The TTC claimed an Olympic victory last week when it forced the city to throw a couple of bones for transit into Toronto’s official Games bid plan.

But it was a bronze-medal performance at best.

There was a promise to twin the system’s single Union Station platform and a vague commitment to add 80 new subway cars before 2008. But this is a far cry from what the commission actually will need should Toronto win its bid to host the Games.

Even transit commission chair Howard Moscoe, who initially crowed about the victory, admitted the move to renew the TTC’s Olympic support was wanting.

“But in the face of all the jingoism (for the Olympics), do you think I could go in and convince my colleagues on the TTC to hang any tougher?” said Moscoe, who had withdrawn the commission’s support for the Olympic bid the previous week.

What the TTC must do if it is to avoid the transportation debacle that afflicted the 1996 Atlanta Games is get enough good-quality buses on the road for the 18-day spectacle.

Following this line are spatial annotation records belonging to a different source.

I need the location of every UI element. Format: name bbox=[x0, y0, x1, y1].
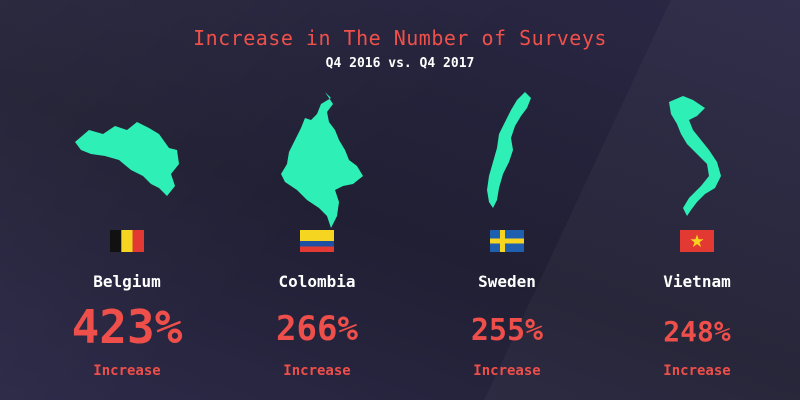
country-card-sweden: Sweden 255% Increase bbox=[407, 80, 607, 400]
country-name: Vietnam bbox=[663, 272, 731, 291]
increase-label: Increase bbox=[663, 363, 731, 379]
percent-value: 266% bbox=[276, 309, 358, 349]
belgium-map-icon bbox=[27, 90, 227, 230]
sweden-map-icon bbox=[407, 90, 607, 230]
percent-value: 255% bbox=[470, 313, 544, 348]
page-subtitle: Q4 2016 vs. Q4 2017 bbox=[325, 56, 475, 71]
colombia-flag-icon bbox=[300, 230, 334, 252]
percent-value: 423% bbox=[71, 300, 183, 354]
country-card-colombia: Colombia 266% Increase bbox=[217, 80, 417, 400]
country-name: Sweden bbox=[478, 272, 536, 291]
percent-value: 248% bbox=[663, 315, 731, 348]
vietnam-map-icon bbox=[597, 90, 797, 230]
belgium-flag-icon bbox=[110, 230, 144, 252]
increase-label: Increase bbox=[93, 363, 161, 379]
increase-label: Increase bbox=[473, 363, 541, 379]
page-title: Increase in The Number of Surveys bbox=[193, 26, 607, 50]
colombia-map-icon bbox=[217, 90, 417, 230]
vietnam-flag-icon bbox=[680, 230, 714, 252]
country-name: Colombia bbox=[278, 272, 356, 291]
country-card-belgium: Belgium 423% Increase bbox=[27, 80, 227, 400]
country-card-vietnam: Vietnam 248% Increase bbox=[597, 80, 797, 400]
increase-label: Increase bbox=[283, 363, 351, 379]
sweden-flag-icon bbox=[490, 230, 524, 252]
country-name: Belgium bbox=[93, 272, 161, 291]
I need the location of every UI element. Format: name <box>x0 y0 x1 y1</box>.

Buses were Atlanta’s Achilles heel. Even with a federal order forcing other municipal systems to lend the city transit vehicles, Atlanta could not collect enough extra buses - and enough in good working order - to service the crowds properly.

With far fewer Canadian transit systems to collect from and no hope of a federal order forcing other cities to contribute vehicles anyway, Toronto has no choice but to expand its own fleet for the Games.

Thankfully, the TTC, which effectively would double its daily passenger loads during the Olympics to about 2.8 million, has the ability to do this at little extra capital cost.

The plan proposed by TTC staff, but ignored in the revised bid document, is to advance the purchase of 365 buses that the commission is scheduled to buy between 2008 and 2010.

By bringing these on line before the Olympics and delaying the retirement of 435 existing buses, the TTC could add 800 vehicles to its fleet of 1,500.

While the city would likely need to import several hundred more, that job would no longer be a virtual impossibility.

Atlanta’s ruptured Olympic reputation was based largely on its poor transportation plan - one that left the gathered world press corps stranded, steaming and stuffing their reports with horror stories about the Georgia capital.

Toronto’s Olympic legacy will also be fashioned in large part by our ability to move people around the city.

With our roadways already jammed with vehicles, transit is the only way to move Games visitors without embarrassment.

Last week’s vote by Richmond Hill council to delay for three weeks an official plan amendment that would put 17,000 homes on the Oak Ridges Moraine should not be cheered as an end to development in the area.

More optimistically, it might be seen as the beginning of a new type of transit-friendly development along the 905 region’s main arterial corridors.

If the decision holds and is followed in other moraine municipalities, developers may be forced to rethink their myopic strategy of adding to the low-density sprawl in the GTA’s dwindling rural areas.

Instead, they may be coerced into “backfilling” the areas that already have been built on - creating more compact urban projects to complement existing sprawl.

In York Region, this would occur mainly along Yonge St. and the area between Highway 407 and Steeles Ave. along the top of Toronto.

By intensifying development along these corridors, municipalities would be able to deploy much larger transit fleets, which are dependent on high densities to run efficiently.

More transit, in turn, could encourage even higher-density building, with buyers and businesses being lured by the promise of a cheap and efficient alternative to crawling highway traffic.